Advanced Computing in the Age of AI | Friday, April 19, 2024

Arista Flattens Networks for Large Enterprises with Splines 

Arista Networks, which boasts serial entrepreneur Andy Bechtolsheim as its chief development officer and chairman, has been selling products for five years against Cisco Systems, Juniper Networks, Mellanox Technologies, and others in the networking arena. Its largest customer has 200,000 servers connected on a single network. So Arista can hardly be thought of as a startup. But the company is still an upstart, and is launching a new set of switches that deliver an absolutely flat network, called a spline, to customers who need moderate scale, simplicity, and low cost.

Arista has actually trademarked the term "spline" to keep others from using it as they have the leaf-spine naming convention that Arista came up with for its original products back in 2008. A spline network is aimed at the low-end of extreme scale computing, to just over 2,000 server nodes, but it is going to provide some significant advantages over lead-spine networks, Anshul Sadana, senior vice president of customer engineering, explains to EnterpriseTech.

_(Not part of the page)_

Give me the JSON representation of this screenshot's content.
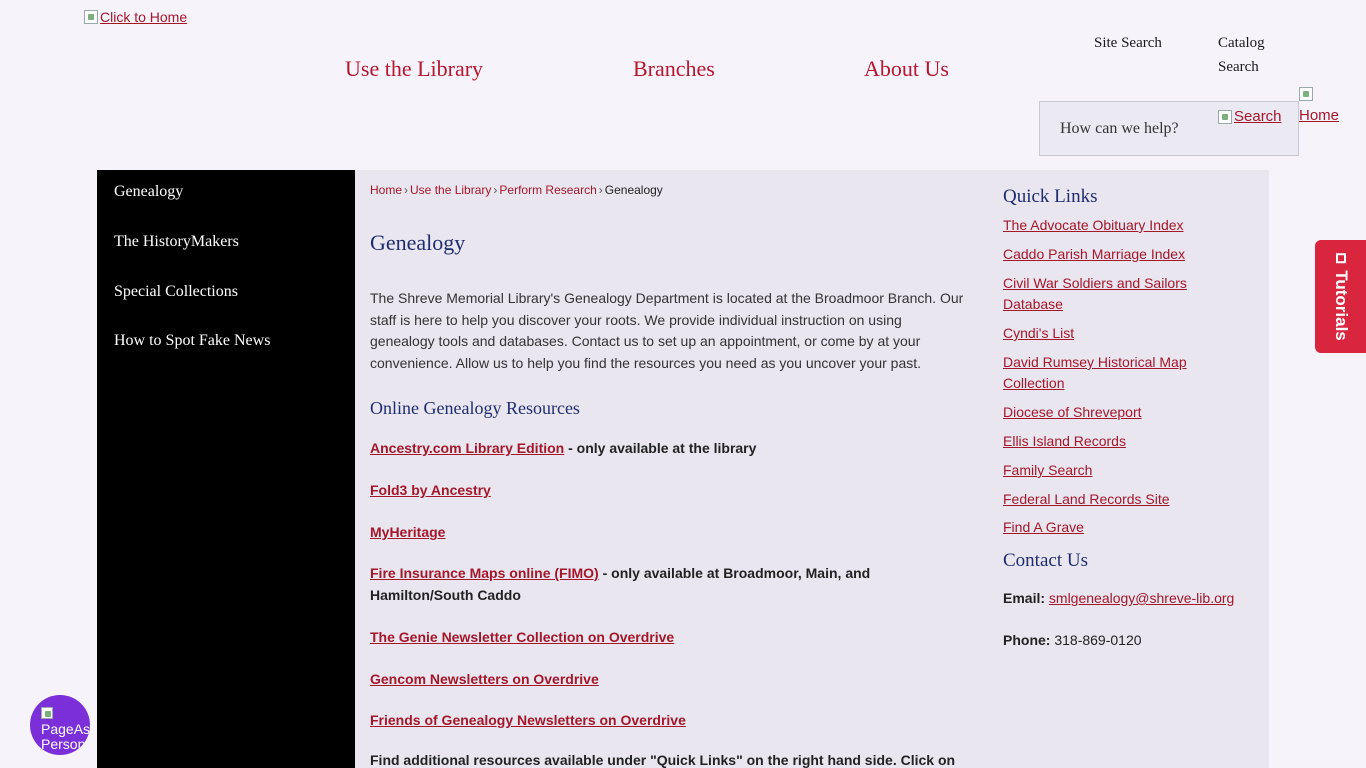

The innovation five years ago with leaf-spine networks, which other switch vendors now mimic, is to create a Layer 2 network that only has two tiers, basically merging the core and aggregation layers in a more traditional network setup into a spine with top of rack switches being the leaves. This cuts costs, but more importantly, a leaf-spine network is architected to handle a substantial amount of traffic between interconnected server nodes (what is called east-west traffic), while a three-tier network is really architected to connect a wide variety of devices out to the Internet or an internal network (which is called north-south traffic). Arista correctly saw that clouds, high frequency trading networks, and other kinds of compute clusters were going to have far more east-west traffic than north-south traffic.

arista-network-design

With a leaf-spine network, every server on the network is exactly the same distance away from all other servers – three port hops, to be precise. The benefit of this architecture is that you can just add more spines and leaves as you expand the cluster and you don't have to do any recabling. You also get more predictable latency between the nodes.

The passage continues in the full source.